Crawford silently said a old Earth prayer for the girl.  “Information will help.”  She was equally as unsettled about the entire thing.  She wasn’t sure evil was the right word anymore.

O’Shea moved to the nearest access panel and placed his tricorder down on the small desktop that folded down, setting it up so that the tricorder could connect to the system as needed. With a few quick commands on the computer, he was able to gain basic access to the system. “Looks like there is a large power drain a couple of decks up where the main part of the core is held.” He said, “If I am reading this right, their power systems are degrading, might not take much to push it over the edge. Shut down the system.”

Carolyn nodded, “That means wherever this thing is…we have a chance at maybe pushing it beyond – short-circuiting it maybe?”  She pulled out of the core and helped O’Shea do the same.  “We’ve done all we can do here…I think it’s time to get ourselves to engineering.”

O’Shea paused for a moment and looked back at the core and said a prayer softly under his breath, “Solas Mhic Dé ar a n-anam,” one he had learned as a child. He turned back to face Crawford and nodded. “Let’s end this.”

They walked back down the hall and found a turbolift and the doors opened when she tapped the console.  She stepped inside, followed by O’Shea.

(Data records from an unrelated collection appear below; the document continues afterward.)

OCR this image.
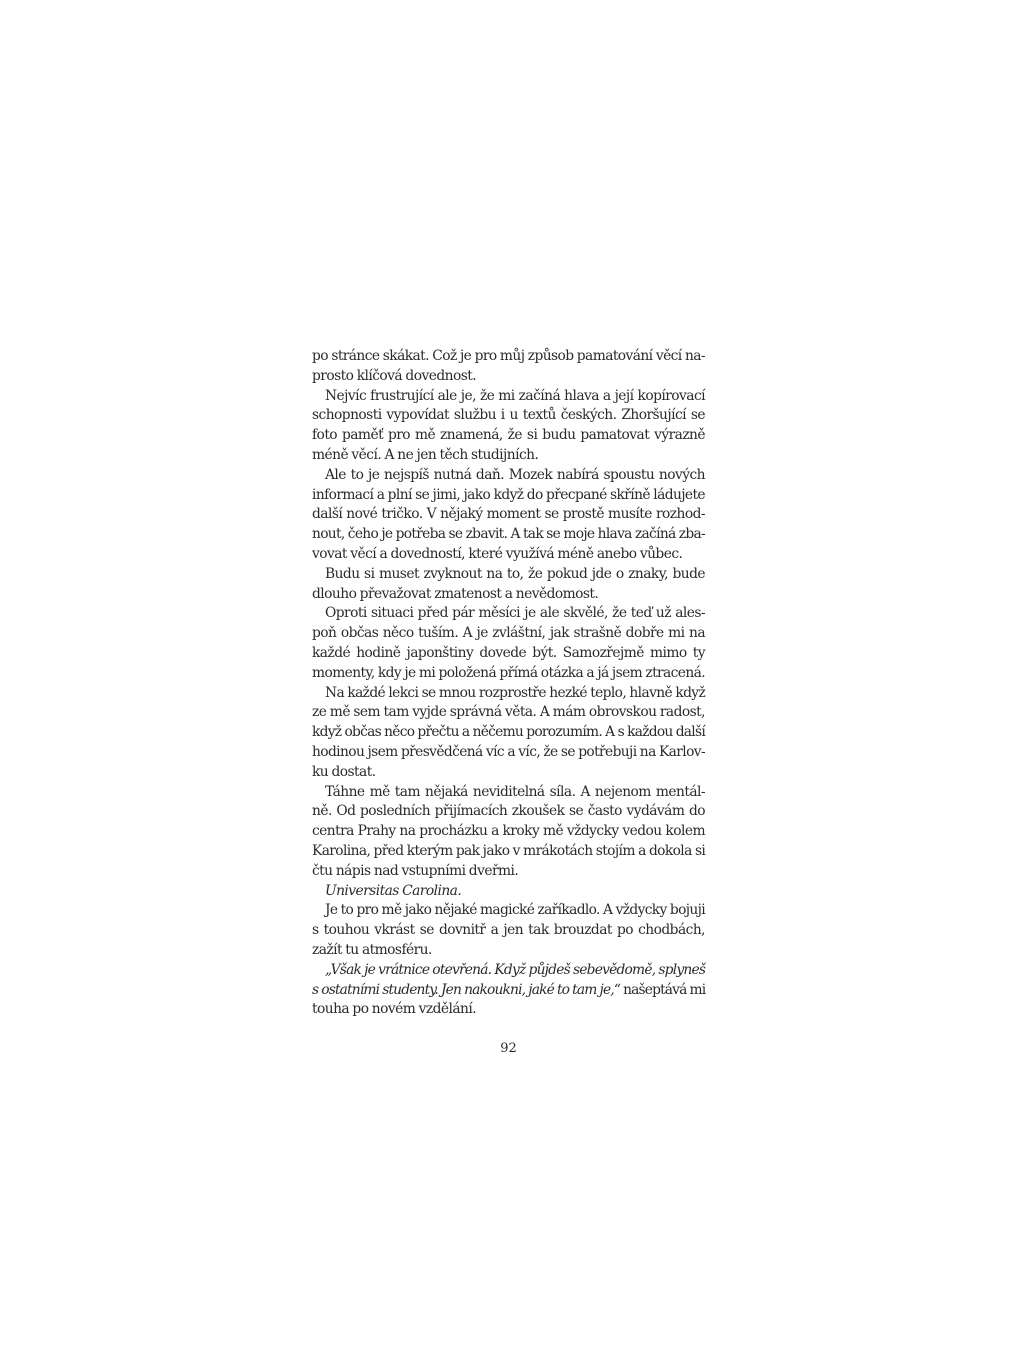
po stránce skákat. Což je pro můj způsob pamatování věcí na-
prosto klíčová dovednost.
Nejvíc frustrující ale je, že mi začíná hlava a její kopírovací
schopnosti vypovídat službu i u textů českých. Zhoršující se
foto paměť pro mě znamená, že si budu pamatovat výrazně
méně věcí. A ne jen těch studijních.
Ale to je nejspíš nutná daň. Mozek nabírá spoustu nových
informací a plní se jimi, jako když do přecpané skříně ládujete
další nové tričko. V nějaký moment se prostě musíte rozhod-
nout, čeho je potřeba se zbavit. A tak se moje hlava začíná zba-
vovat věcí a dovedností, které využívá méně anebo vůbec.
Budu si muset zvyknout na to, že pokud jde o znaky, bude
dlouho převažovat zmatenost a nevědomost.
Oproti situaci před pár měsíci je ale skvělé, že teď už ales-
poň občas něco tuším. A je zvláštní, jak strašně dobře mi na
každé hodině japonštiny dovede být. Samozřejmě mimo ty
momenty, kdy je mi položená přímá otázka a já jsem ztracená.
Na každé lekci se mnou rozprostře hezké teplo, hlavně když
ze mě sem tam vyjde správná věta. A mám obrovskou radost,
když občas něco přečtu a něčemu porozumím. A s každou další
hodinou jsem přesvědčená víc a víc, že se potřebuji na Karlov-
ku dostat.
Táhne mě tam nějaká neviditelná síla. A nejenom mentál-
ně. Od posledních přijímacích zkoušek se často vydávám do
centra Prahy na procházku a kroky mě vždycky vedou kolem
Karolina, před kterým pak jako v mrákotách stojím a dokola si
čtu nápis nad vstupními dveřmi.
Universitas Carolina.
Je to pro mě jako nějaké magické zaříkadlo. A vždycky bojuji
s touhou vkrást se dovnitř a jen tak brouzdat po chodbách,
zažít tu atmosféru.
„Však je vrátnice otevřená. Když půjdeš sebevědomě, splyneš
s ostatními studenty. Jen nakoukni, jaké to tam je,“ našeptává mi
touha po novém vzdělání.
92
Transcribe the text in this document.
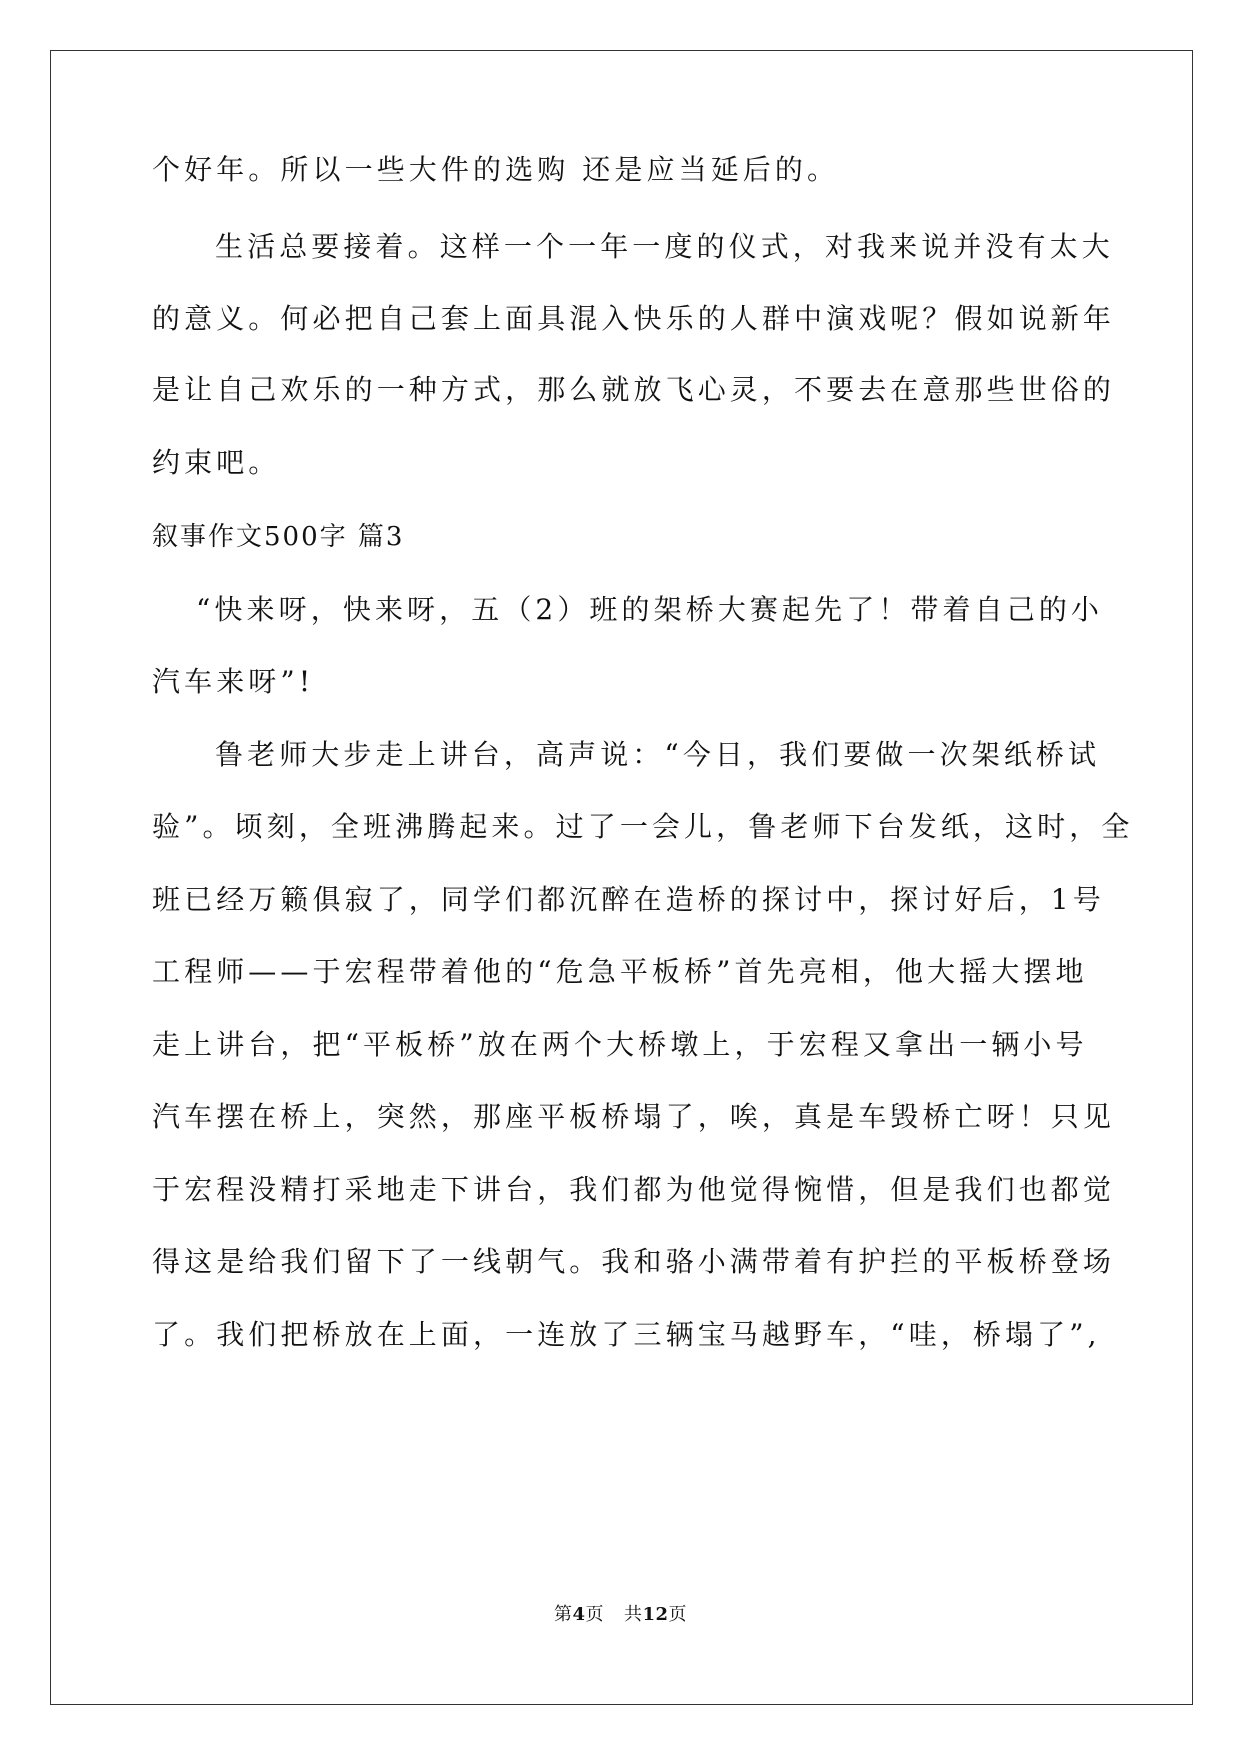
个好年。所以一些大件的选购 还是应当延后的。
生活总要接着。这样一个一年一度的仪式，对我来说并没有太大
的意义。何必把自己套上面具混入快乐的人群中演戏呢？假如说新年
是让自己欢乐的一种方式，那么就放飞心灵，不要去在意那些世俗的
约束吧。
叙事作文500字 篇3
“快来呀，快来呀，五（2）班的架桥大赛起先了！带着自己的小
汽车来呀”!
鲁老师大步走上讲台，高声说：“今日，我们要做一次架纸桥试
验”。顷刻，全班沸腾起来。过了一会儿，鲁老师下台发纸，这时，全
班已经万籁俱寂了，同学们都沉醉在造桥的探讨中，探讨好后，1号
工程师——于宏程带着他的“危急平板桥”首先亮相，他大摇大摆地
走上讲台，把“平板桥”放在两个大桥墩上，于宏程又拿出一辆小号
汽车摆在桥上，突然，那座平板桥塌了，唉，真是车毁桥亡呀！只见
于宏程没精打采地走下讲台，我们都为他觉得惋惜，但是我们也都觉
得这是给我们留下了一线朝气。我和骆小满带着有护拦的平板桥登场
了。我们把桥放在上面，一连放了三辆宝马越野车，“哇，桥塌了”,
第4页 共12页
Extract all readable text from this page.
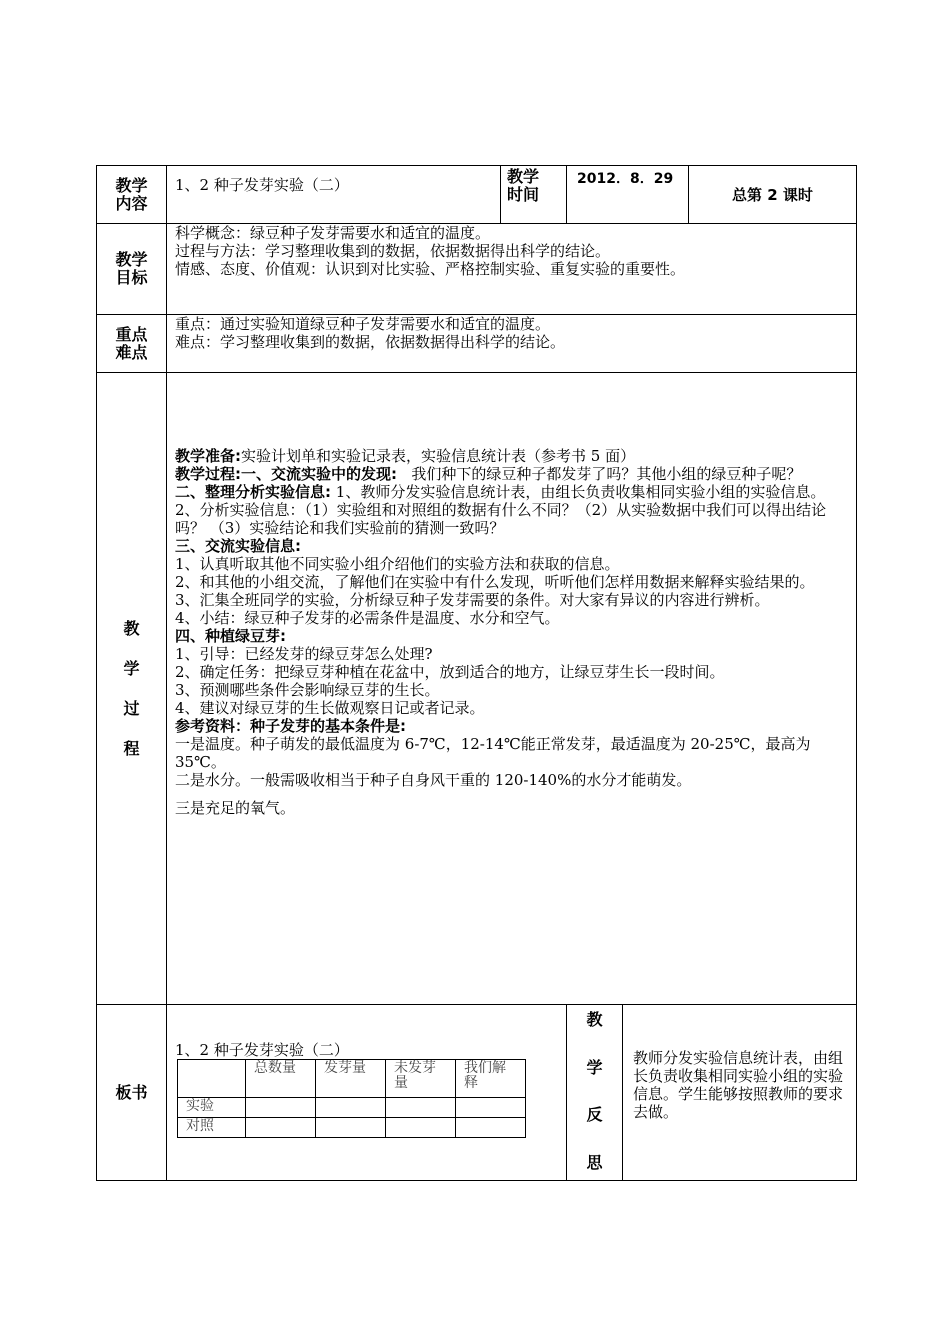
教学内容	1、2 种子发芽实验（二）	教学时间	2012．8．29	总第 2 课时
教学目标	
科学概念：绿豆种子发芽需要水和适宜的温度。
过程与方法：学习整理收集到的数据，依据数据得出科学的结论。
情感、态度、价值观：认识到对比实验、严格控制实验、重复实验的重要性。

重点难点	
重点：通过实验知道绿豆种子发芽需要水和适宜的温度。
难点：学习整理收集到的数据，依据数据得出科学的结论。

教
学
过
程

教学准备:实验计划单和实验记录表，实验信息统计表（参考书 5 面）
教学过程:一、交流实验中的发现: 我们种下的绿豆种子都发芽了吗？其他小组的绿豆种子呢？
二、整理分析实验信息: 1、教师分发实验信息统计表，由组长负责收集相同实验小组的实验信息。 2、分析实验信息：（1）实验组和对照组的数据有什么不同？（2）从实验数据中我们可以得出结论吗？ （3）实验结论和我们实验前的猜测一致吗？
三、交流实验信息:
1、认真听取其他不同实验小组介绍他们的实验方法和获取的信息。
2、和其他的小组交流，了解他们在实验中有什么发现，听听他们怎样用数据来解释实验结果的。
3、汇集全班同学的实验，分析绿豆种子发芽需要的条件。对大家有异议的内容进行辨析。
4、小结：绿豆种子发芽的必需条件是温度、水分和空气。
四、种植绿豆芽:
1、引导：已经发芽的绿豆芽怎么处理?
2、确定任务：把绿豆芽种植在花盆中，放到适合的地方，让绿豆芽生长一段时间。
3、预测哪些条件会影响绿豆芽的生长。
4、建议对绿豆芽的生长做观察日记或者记录。
参考资料：种子发芽的基本条件是:
一是温度。种子萌发的最低温度为 6-7℃，12-14℃能正常发芽，最适温度为 20-25℃，最高为 35℃。
二是水分。一般需吸收相当于种子自身风干重的 120-140%的水分才能萌发。
三是充足的氧气。

板书	
1、2 种子发芽实验（二）
	总数量	发芽量	未发芽量	我们解释
实验				
对照				

教
学
反
思
教师分发实验信息统计表，由组长负责收集相同实验小组的实验信息。学生能够按照教师的要求去做。
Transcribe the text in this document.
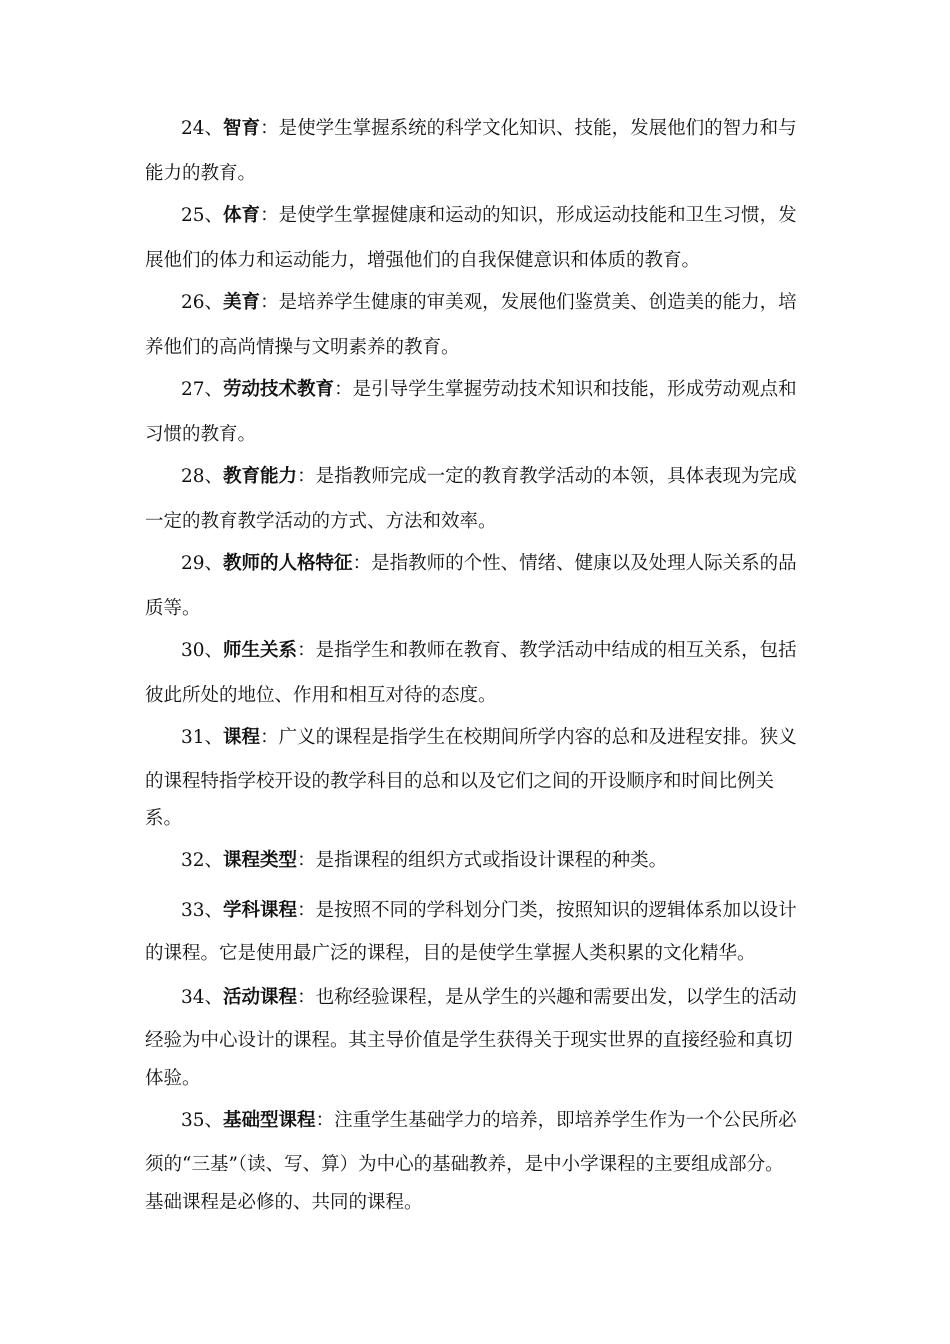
24、智育：是使学生掌握系统的科学文化知识、技能，发展他们的智力和与
能力的教育。
25、体育：是使学生掌握健康和运动的知识，形成运动技能和卫生习惯，发
展他们的体力和运动能力，增强他们的自我保健意识和体质的教育。
26、美育：是培养学生健康的审美观，发展他们鉴赏美、创造美的能力，培
养他们的高尚情操与文明素养的教育。
27、劳动技术教育：是引导学生掌握劳动技术知识和技能，形成劳动观点和
习惯的教育。
28、教育能力：是指教师完成一定的教育教学活动的本领，具体表现为完成
一定的教育教学活动的方式、方法和效率。
29、教师的人格特征：是指教师的个性、情绪、健康以及处理人际关系的品
质等。
30、师生关系：是指学生和教师在教育、教学活动中结成的相互关系，包括
彼此所处的地位、作用和相互对待的态度。
31、课程：广义的课程是指学生在校期间所学内容的总和及进程安排。狭义
的课程特指学校开设的教学科目的总和以及它们之间的开设顺序和时间比例关
系。
32、课程类型：是指课程的组织方式或指设计课程的种类。
33、学科课程：是按照不同的学科划分门类，按照知识的逻辑体系加以设计
的课程。它是使用最广泛的课程，目的是使学生掌握人类积累的文化精华。
34、活动课程：也称经验课程，是从学生的兴趣和需要出发，以学生的活动
经验为中心设计的课程。其主导价值是学生获得关于现实世界的直接经验和真切
体验。
35、基础型课程：注重学生基础学力的培养，即培养学生作为一个公民所必
须的“三基”（读、写、算）为中心的基础教养，是中小学课程的主要组成部分。
基础课程是必修的、共同的课程。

He stood in the elevator and sighed. “The things that have happened in this place, to her, are going to give me nightmares for a long time…” O’Shea said. “Let us hope the others are in engineering. Makes sense they would head that way.”

The engineer put her hand around the calling unit, “Engineering.”  The turbolift doors slide shut as the entire car groaned, scraped, and then plunged into the depths of the moon station.